Eingerahmt durch Lesungen schriftlicher Äußerungen der Männer des 20. Juli sprach der Münchner Religionsphilosoph und Gründungskurator der Akademie Romano Guardini über die „Freiheit“. Guardinis Ausführungen trugen einen eher pessimistischen Grundtenor: Seiner Einschätzung nach stand nämlich die Freiheit bei seinen Zeitgenossen nicht sehr hoch im Kurs.

„Es besteht dringender Anlass zum Zweifel, ob der heutige Mensch denn wirklich frei sein wolle. Ob er unter Freiheit mehr verstehe, als die Möglichkeit, ungehindert seinen Geschäften nachzugehen und sein Vergnügen zu haben."

Nicht die Diktatoren, nicht die totalitären Systeme seien es, die heute menschliche Freiheit angreifen und bedrohen; die maßgebliche Gefährdung liege im Innern, und äußere sich sowohl in einem Erlahmen des Willens, frei zu sein, wie auch in einem Verfall der Werte, zu deren Verwirklichung Freiheit unverzichtbar ist. Guardini mahnte, wenn politische Apathie und Trägheit oder rücksichtsloser Individualismus und Egoismus die Oberhand gewännen, geriete eine Freiheit, die innerlich bereits aufgegeben wurde, in große Gefahr auch de facto beseitigt zu werden.

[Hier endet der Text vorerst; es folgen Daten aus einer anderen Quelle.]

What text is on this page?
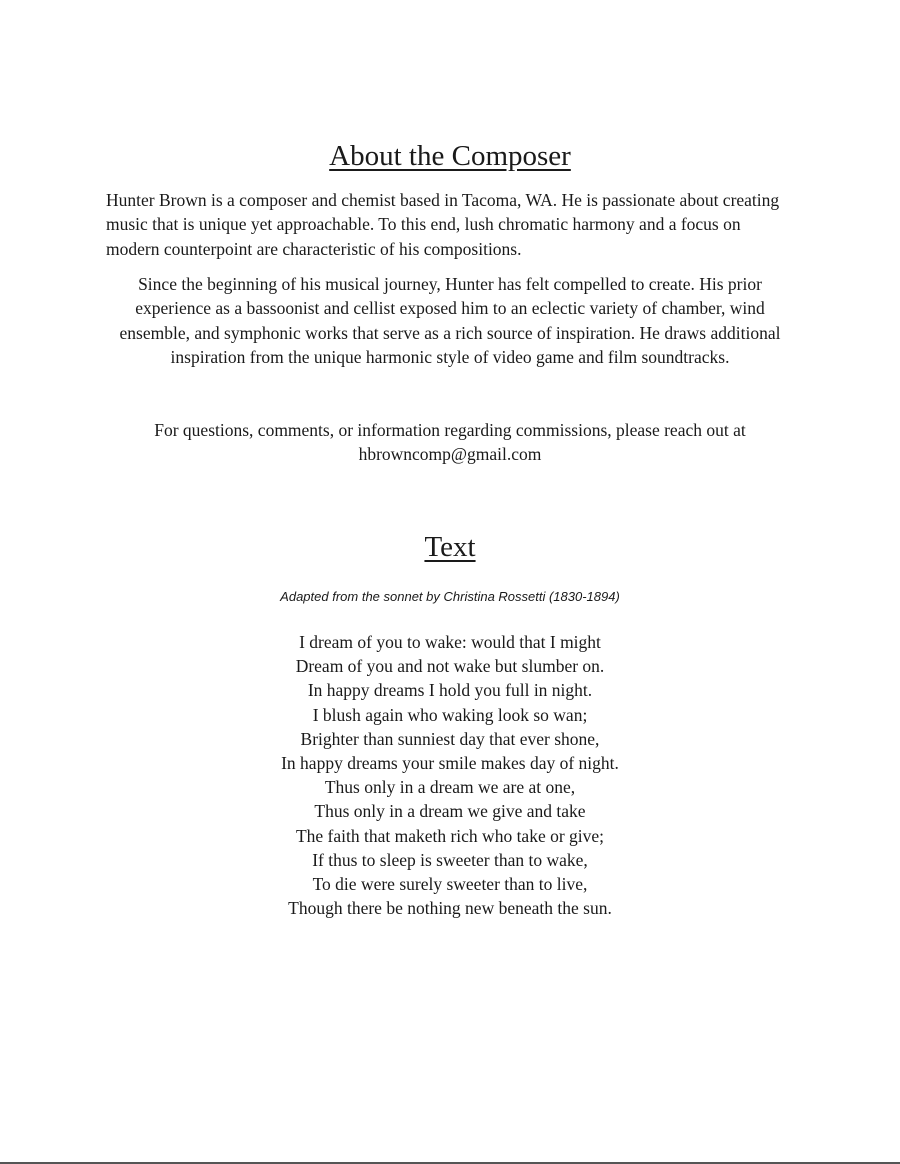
About the Composer

Hunter Brown is a composer and chemist based in Tacoma, WA. He is passionate about creating music that is unique yet approachable. To this end, lush chromatic harmony and a focus on modern counterpoint are characteristic of his compositions.

Since the beginning of his musical journey, Hunter has felt compelled to create. His prior experience as a bassoonist and cellist exposed him to an eclectic variety of chamber, wind ensemble, and symphonic works that serve as a rich source of inspiration. He draws additional inspiration from the unique harmonic style of video game and film soundtracks.

For questions, comments, or information regarding commissions, please reach out at hbrowncomp@gmail.com

Text

Adapted from the sonnet by Christina Rossetti (1830-1894)

I dream of you to wake: would that I might
Dream of you and not wake but slumber on.
In happy dreams I hold you full in night.
I blush again who waking look so wan;
Brighter than sunniest day that ever shone,
In happy dreams your smile makes day of night.
Thus only in a dream we are at one,
Thus only in a dream we give and take
The faith that maketh rich who take or give;
If thus to sleep is sweeter than to wake,
To die were surely sweeter than to live,
Though there be nothing new beneath the sun.
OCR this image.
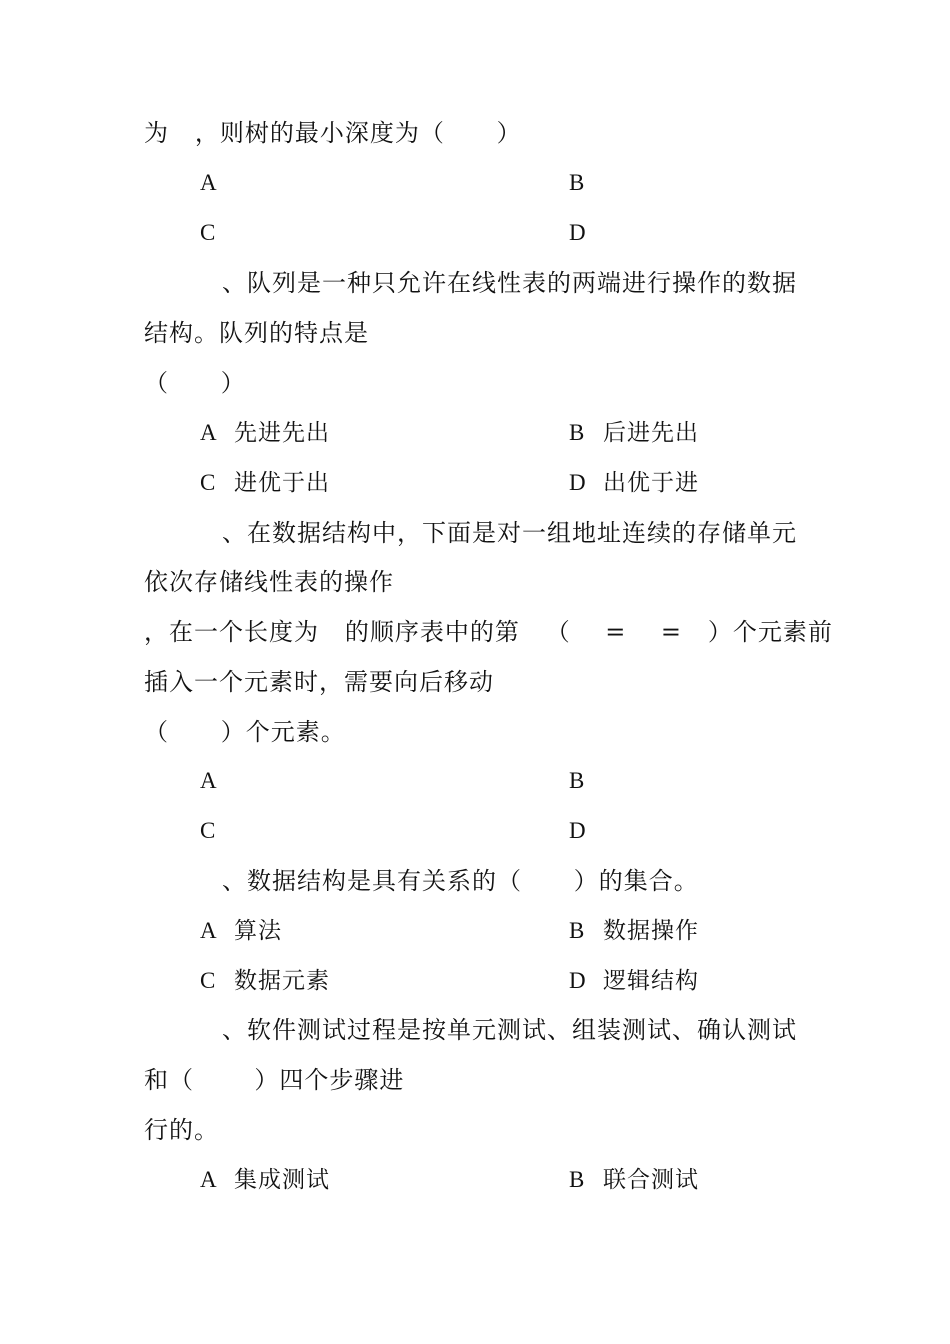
为   ，则树的最小深度为（      ）
A	B
C	D
、队列是一种只允许在线性表的两端进行操作的数据
结构。队列的特点是
（      ）
A 先进先出	B 后进先出
C 进优于出	D 出优于进
、在数据结构中，下面是对一组地址连续的存储单元
依次存储线性表的操作
，在一个长度为   的顺序表中的第   （    =    =   ）个元素前
插入一个元素时，需要向后移动
（      ）个元素。
A	B
C	D
、数据结构是具有关系的（      ）的集合。
A 算法	B 数据操作
C 数据元素	D 逻辑结构
、软件测试过程是按单元测试、组装测试、确认测试
和（       ）四个步骤进
行的。
A 集成测试	B 联合测试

Begründung einer Tradition

Auch in den Folgejahren wurde mit Gedenkfeiern an den 20. Juli erinnert. 1961 sprach Waldemar Besson, Ordinarius für Politikwissenschaft an der Universität Erlangen-Nürnberg, zum Thema „Verräter oder Patrioten?“, im Jahre 1962 Senator Ludwig Linsert und Hans Fritzsche. Fritzsche war persönlicher Referent des damaligen Bundestagspräsidenten Eugen Gerstenmaier; der Mitglied des Kreisauer Kreises war und am 20. Juli 1944 verhaftet wurde. Linsert und Fritzsche referierten zum Thema „Geist der Freiheit – Ungeist der Gewalt“. Mit deutlich erweitertem Veranstalterkreis (Stadt München, Ludwig-Maximilians-Universität, Technische Hochschule, Standort-Kommandantur München, Bayerischer Jugendring) fand die Gedenkveranstaltung von 1965 im Herkulessaal der Münchner Residenz statt.

Die Feier stand unter dem Thema „Widerstand und Résistance. Erbe und Auftrag an Europa.“ Die Gedenkansprachen wurden gehalten von Karl-Dietrich Erdmann und Félix Lusset (Paris). Zur 25. Wiederkehr des 20. Juli 1944 wurde die inzwischen zehnjährige Tradition einer Abendveranstaltung in der Bayerischen Akademie der Wissenschaften in München fortgeführt. Es sprachen Brigadegeneral Achim Oster (Rom), der Sohn des von den Nazis ermordeten Verschwörers Hans Oster, und der Historiker Karl Dietrich Bracher (Bonn).